Se non è una strage, poco ci manca. Tanto più dolorosa perché sotto gli occhi di tutti ma consumata nel più assordante silenzio.
L’aumento dei morti per droga è inquitante: 373 casi quelli registrati nel 2019, ovvero l’11% in più rispetto all’anno precedente, e addirittura un’impennata del +39% rispetto al 2016. “Ma questi non sono numeri, sono persone” è l’amaro commento del presidente della Federazione Italiana Comunità Terapeutiche, Luciano Squillaci.
Al primo posto come causa di morte c’è sempre l’eroina, ma è molto preoccupante la percentuale del 30,8% di morti per sostanze imprecisate: “Probabilmente, come afferma la relazione al Parlamento 2020 sul fenomeno delle tossicodipendenze in Italia, si tratta delle nuove sostanze psicoattive (NPS), più di 100 censite ogni anno” aggiunge Squillaci.
Quella fredda relazione suscita impressioni anche nella Comunità di San Patrignano. “La cocaina è ormai la droga più diffusa, ma assistiamo anche a un preoccupante abbassamento del prezzo dell’eroina. – fanno notare da SanPa – Non a caso sono in crescita i casi di overdose, non solo dovuti agli oppiacei, ma anche alla polvere bianca, senza contare che per un terzo delle overdose la sostanza responsabile dell’evento rimane ‘imprecisata’, probabilmente a causa di quella poliassunzione diventata ormai un classico fra chi utilizza sostanze”. I nuovi ingressi nella comunità sulle colline di Ospedaletto confermano purtroppo il fenomeno diffuso dei poliassuntori. Attualmente sono 1.200 gli ospiti a SanPa.

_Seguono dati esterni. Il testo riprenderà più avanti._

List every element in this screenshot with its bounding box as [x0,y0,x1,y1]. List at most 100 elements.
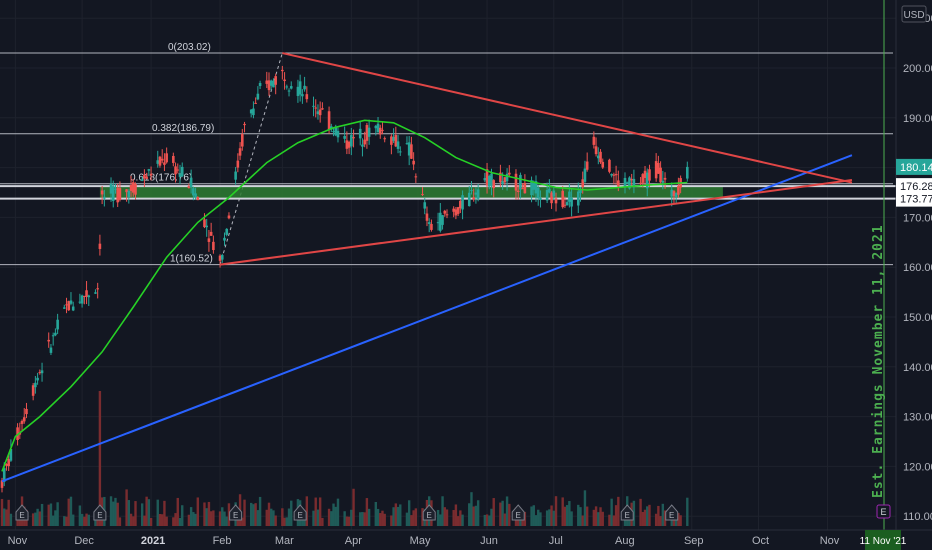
volume-bar [203,502,206,526]
volume-bar [679,515,682,526]
candle-body [296,86,300,96]
price-tick-label: 130.00 [903,412,932,424]
volume-bar [641,511,644,526]
candle-body [625,182,629,184]
earnings-marker[interactable]: E [15,504,29,521]
volume-bar [537,509,540,526]
volume-bar [550,505,553,526]
candle-body [421,193,424,195]
earnings-marker[interactable]: E [93,504,107,521]
earnings-marker[interactable]: E [511,504,525,521]
candle-body [241,133,244,147]
earnings-marker-letter: E [669,511,674,520]
candle-body [16,427,19,440]
candle-body [632,178,636,187]
volume-bar [18,517,21,526]
candle-body [301,94,304,97]
trend-lines[interactable] [1,52,853,483]
candle-body [172,155,175,163]
earnings-marker[interactable]: E [620,504,634,521]
volume-bar [548,509,551,526]
price-axis[interactable] [896,0,932,530]
candle-body [31,385,35,396]
candle-body [187,185,191,189]
fib-level-label: 0.618(176.76) [130,173,192,184]
volume-bar [592,509,596,526]
earnings-marker[interactable]: E [665,504,679,521]
candle-body [0,480,4,488]
volume-bar [396,506,400,526]
candle-body [285,86,289,88]
candle-body [561,190,564,208]
volume-bar [256,510,260,526]
fibonacci-retracement[interactable]: 0(203.02) 0.382(186.79) 0.618(176.76) 1(160… [0,42,893,266]
candle-body [189,177,193,188]
volume-bar [474,505,478,526]
volume-bar [252,504,255,526]
volume-bar [158,514,162,526]
volume-bar [363,512,366,526]
volume-bar [677,512,680,526]
long-trendline[interactable] [1,154,853,483]
volume-bar [407,500,411,526]
time-tick-label: Mar [275,535,294,547]
candle-body [303,85,306,90]
candle-body [398,151,402,153]
volume-bar [140,503,144,526]
volume-bar [258,496,262,526]
volume-bar [161,514,164,526]
candle-body [236,160,240,168]
earnings-date-badge[interactable]: 11 Nov '21 [860,530,907,550]
volume-bar [570,511,573,526]
candle-body [350,135,353,147]
volume-bar [414,508,418,526]
candle-body [140,179,144,181]
candle-body [597,155,600,159]
volume-bar [468,503,471,526]
time-tick-label: Sep [684,535,704,547]
volume-bar [314,497,317,526]
candle-body [25,408,28,415]
volume-bar [614,505,618,526]
volume-bar [608,514,611,526]
candle-body [383,138,386,140]
candle-body [287,90,291,92]
volume-bar [657,505,660,526]
candle-body [663,177,667,180]
earnings-marker[interactable]: E [293,504,307,521]
fib-level-label: 0(203.02) [168,42,211,53]
volume-bar [601,511,604,526]
candle-body [661,180,665,183]
candle-body [334,126,338,136]
candle-body [474,192,478,195]
candle-body [83,295,86,297]
volume-bar [492,498,495,526]
volume-bar [47,504,50,526]
volume-bar [410,515,413,526]
candle-body [492,180,496,189]
volume-bar [223,511,226,526]
earnings-badge[interactable]: E [876,504,891,519]
candle-body [412,160,415,165]
volume-bar [359,512,362,526]
time-axis[interactable] [0,530,932,550]
candle-body [536,187,540,199]
earnings-marker[interactable]: E [229,504,243,521]
earnings-marker[interactable]: E [422,504,436,521]
volume-bar [490,508,493,526]
volume-bar [365,498,369,526]
candle-body [672,191,676,197]
candle-body [143,174,146,179]
volume-bar [178,517,182,526]
volume-bar [412,510,415,526]
rising-support-line[interactable] [219,179,853,266]
time-tick-label: Feb [213,535,232,547]
currency-badge[interactable]: USD [901,5,927,23]
support-zone[interactable] [0,185,896,200]
candle-body [485,169,489,186]
resistance-line[interactable] [282,52,853,184]
support-zone-rect[interactable] [99,186,723,199]
volume-bar [505,496,509,526]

Di droga si continua a morire e a dissanguarsi socialmente ed economicamente. Preoccupa la crescita dei ricoveri ospedalieri droga correlati, in particolare tra giovani e adulti under 45, dovuti non solo alla cocaina, ma anche alla cannabis.
“Se per quest’ultima l’aumento potrebbe essere dovuto al maggior principio attivo contenuto nella sostanza, – è l’analisi di SanPa – per entrambe è dato dal continuo sdoganamento, banalizzazione e accettazione dell’uso della sostanze nella nostra società. Servirebbe da parte di tutti un maggiore senso di responsabilità quando si parla di sostanze stupefacenti, senza minimizzare il loro effetto”. Una tragedia dunque ampiamente e tristemente prevista? Lo pensa pure Squillaci. Il presidente della F.I.C.T. non ci sta e accusa: “Siamo stanchi di dover prendere atto, ogni anno, e sempre con maggior ritardo, della consueta strage di innocenti.

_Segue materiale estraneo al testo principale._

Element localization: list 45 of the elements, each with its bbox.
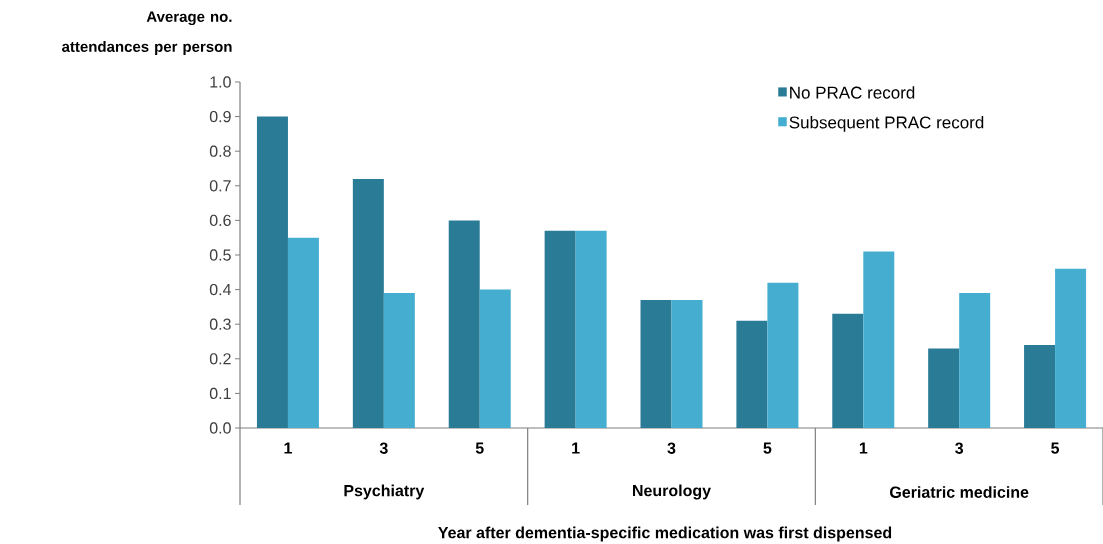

Aumentano i morti e non c’è alcuna prevenzione.
Vengono lanciati allarmi che non sono presi sul serio; si rischia di contribuire a normalizzare la questione droga, a rendere tutto drammaticamente «consueto»”.

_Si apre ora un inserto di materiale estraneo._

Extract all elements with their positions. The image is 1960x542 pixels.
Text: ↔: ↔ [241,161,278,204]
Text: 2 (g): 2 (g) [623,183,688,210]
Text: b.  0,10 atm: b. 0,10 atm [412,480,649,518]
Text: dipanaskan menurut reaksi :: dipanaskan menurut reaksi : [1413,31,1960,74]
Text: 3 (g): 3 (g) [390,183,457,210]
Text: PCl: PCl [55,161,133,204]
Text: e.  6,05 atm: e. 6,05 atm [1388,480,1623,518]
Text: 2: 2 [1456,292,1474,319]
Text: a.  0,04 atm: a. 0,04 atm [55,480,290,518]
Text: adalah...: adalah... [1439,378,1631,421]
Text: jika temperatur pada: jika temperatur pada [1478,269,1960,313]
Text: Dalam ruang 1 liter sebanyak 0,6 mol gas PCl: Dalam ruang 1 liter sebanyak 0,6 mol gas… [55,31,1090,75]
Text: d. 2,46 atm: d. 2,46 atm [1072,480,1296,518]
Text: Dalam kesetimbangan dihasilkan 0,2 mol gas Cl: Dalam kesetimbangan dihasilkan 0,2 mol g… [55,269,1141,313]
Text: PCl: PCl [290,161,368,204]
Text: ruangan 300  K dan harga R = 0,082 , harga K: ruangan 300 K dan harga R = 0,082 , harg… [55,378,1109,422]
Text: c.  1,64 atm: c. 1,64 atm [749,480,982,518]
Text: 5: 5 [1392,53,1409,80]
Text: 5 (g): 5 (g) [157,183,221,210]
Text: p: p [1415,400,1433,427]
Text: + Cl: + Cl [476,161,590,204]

Sul fronte prevenzione e recupero, la comunità Papa Giovanni XXIII è attiva da decenni. Conta 120 strutture in Italia e 9 nel mondo (Albania, Argentina, Brasile, Bolivia, Cile e Croazia), che ospitano rispettivamente 350 e 800 persone con dipendenze. Nel riminese sono attive quattro strutture, oltre a Maiolo: 120 gli ospiti. “La droga non fa notizia, non c’è allarme sociale, l’abuso di sostanze è entrato nel costume sociale come pure l’abuso senza sostanze (gioco azzardo, internet, ecc)”. Meo Barberis dell’APG23 è il responsabile servizio tossicodipendenze. Il suo è un grido accorato.
“Occorre promuovere il benessere della persona a 360 gradi. – lancia la sua proposta La battaglia è culturale e educativa: trovare un significato alla vita. L’abuso è una forma di compensazione all’ansia del vivere, una risposta errata ad un bisogno vero. Ma ogni persona è dotata delle risorse necessarie a vivere la vita da protagonista”.
Restano stabili i consumi fra gli studenti a seguito anche delle tante attività di prevenzione realizzate in tutta Italia.
Squillaci è cauto: “Ci riserviamo però di analizzare meglio quali siano le attività di prevenzione effettivamente sostenute dal Governo avendo visto con soddisfazione il primo bando dopo anni di assenza, pubblicato solo nella seconda metà del 2020, ma ancora da approvare e destinare”.